Savaş baronlarına ve askeri vesayete olanak tanınmamalı; silahı çözüm olarak gören anlayışlar yerine siyasi çözümler araştırılmalıdır.
‘ŞEYH SAİD’ TALEBİ
İnkâr ve asimilasyon politikalarının sona erdirilmesi ve anayasa değişikliklerinin yapılması gerektiği vurgulandı.

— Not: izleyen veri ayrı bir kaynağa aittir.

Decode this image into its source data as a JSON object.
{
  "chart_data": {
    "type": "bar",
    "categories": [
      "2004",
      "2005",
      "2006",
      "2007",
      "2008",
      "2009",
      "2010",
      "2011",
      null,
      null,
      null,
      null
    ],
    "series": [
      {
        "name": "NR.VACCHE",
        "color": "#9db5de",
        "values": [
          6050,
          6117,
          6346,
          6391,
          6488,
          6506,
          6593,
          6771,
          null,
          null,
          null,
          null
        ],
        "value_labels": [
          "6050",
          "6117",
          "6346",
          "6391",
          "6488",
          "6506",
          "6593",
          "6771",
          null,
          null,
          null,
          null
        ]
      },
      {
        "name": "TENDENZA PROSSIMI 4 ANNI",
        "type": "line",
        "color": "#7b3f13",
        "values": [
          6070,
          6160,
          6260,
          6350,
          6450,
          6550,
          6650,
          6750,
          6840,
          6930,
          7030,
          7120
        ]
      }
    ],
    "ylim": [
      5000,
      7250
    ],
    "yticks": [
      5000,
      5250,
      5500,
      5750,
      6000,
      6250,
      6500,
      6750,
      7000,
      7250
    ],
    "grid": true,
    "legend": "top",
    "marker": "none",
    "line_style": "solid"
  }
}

Gerçek kardeşlik duygusunun artık hukuki bir temele oturtulması gerektiği ifade edildi. Şeyh Said-i gibi Kürt âlimlere yönelik yapılanlara özür dilenmesi ve mezar yerlerinin açıklanmasının önemine dikkat çekildi.
Kürtlerin Malazgirt, Çanakkale ve Kurtuluş Savaşı’ndaki katkılarının kabul edilmesi gerektiği belirtildi.
OKULLARDA KÜRTÇE EĞİTİM
TÜRKLÜK TANIMI
Türkiye Cumhuriyeti’ne vatandaşlık bağıyla bağlı olan her bireye Türk’tür tanımından feragat edilmesi gerektiği ifade edildi.
Devlet dilinde hâkim olan dışlayıcı ve inkârcı söylemlerin düzeltileceği vurgusu yapıldı.
Ortak bir gelecek inşa etmek için tüm tarafların sorumluluk alması gerektiği ortaya konuldu.
Bildirideki taleplerin çoğu, makul ve gerekli olarak nitelendirildiği gibi, bazı talepler ise bölücü olarak değerlendirildi.
Çalıştayın amacı ve önerdiği fikirlerin toplumda olumsuz etkiler yaratabileceği ifade edildi.
Daha fazla tartışma ve diyalog sürecine ihtiyaç duyulduğu belirtildi.
Paylaşmak ister misiniz?
UÇUM’DAN ÇOK SERT SÖZLER: “BÖLÜNME ÇÖZÜMÜ ÇALIŞTAYI”
Sonuç bildirgesi kamuoyunda büyük yankı uyandırırken, Cumhurbaşkanı Başdanışmanı Mehmet Uçum, çalıştayı “Cumhur İttifakından nefret edenlerin ve AK Partili görünenlerin yer aldığı ama insani olmadığı kesin, bölünme çözümü çalıştayı” sözleriyle eleştirdi.
Toplantının ardından Uçum, tepkisini şu şekilde dile getirdi:
“TERÖRSÜZ TÜRKİYE HEDEFİNE İHANETLER ARSIZCA ARTIYOR! 1 Ekim ve sonrasındaki süreçte, Sayın Bahçeli’nin hamleleri ile Cumhurbaşkanı Erdoğan’ın yaklaşımının etkisi, tüm emperyalist bölünme projesi yanlılarının deşifre olmasını sağladı.
Terör sorununu köklü bir şekilde ortadan kaldırmak amacıyla başlatılan yeni dönemi istismar edenlerin, hadsizlikte zirve yaptıkları görülüyor. Türkiye’yi bölme hedefi güden dış çevrelerin Kürt sorununu kılıf olarak kullanarak, “insani çözüm çalıştayı” düzenlediklerini ve sonuç bildirgesiyle açıkça Türkiye’nin bölünmesinden yana olduklarını ifade ettiklerini belirtti.
Terör diyemeyen, terör örgütüne karşı çıkamayan bu grubun, iki millet, iki vatandaşlık, iki eğitim dili ve hatta iki resmi dilden bahsetmesi, Türkiye’ye düşmanlıklarını ve bölünme hedeflerini açığa çıkardı. Bu “bölünme çözümü çalıştayı”, Terörsüz Türkiye için başlatılmış olan yeni döneme bir ihanet olarak kabul edilmelidir.”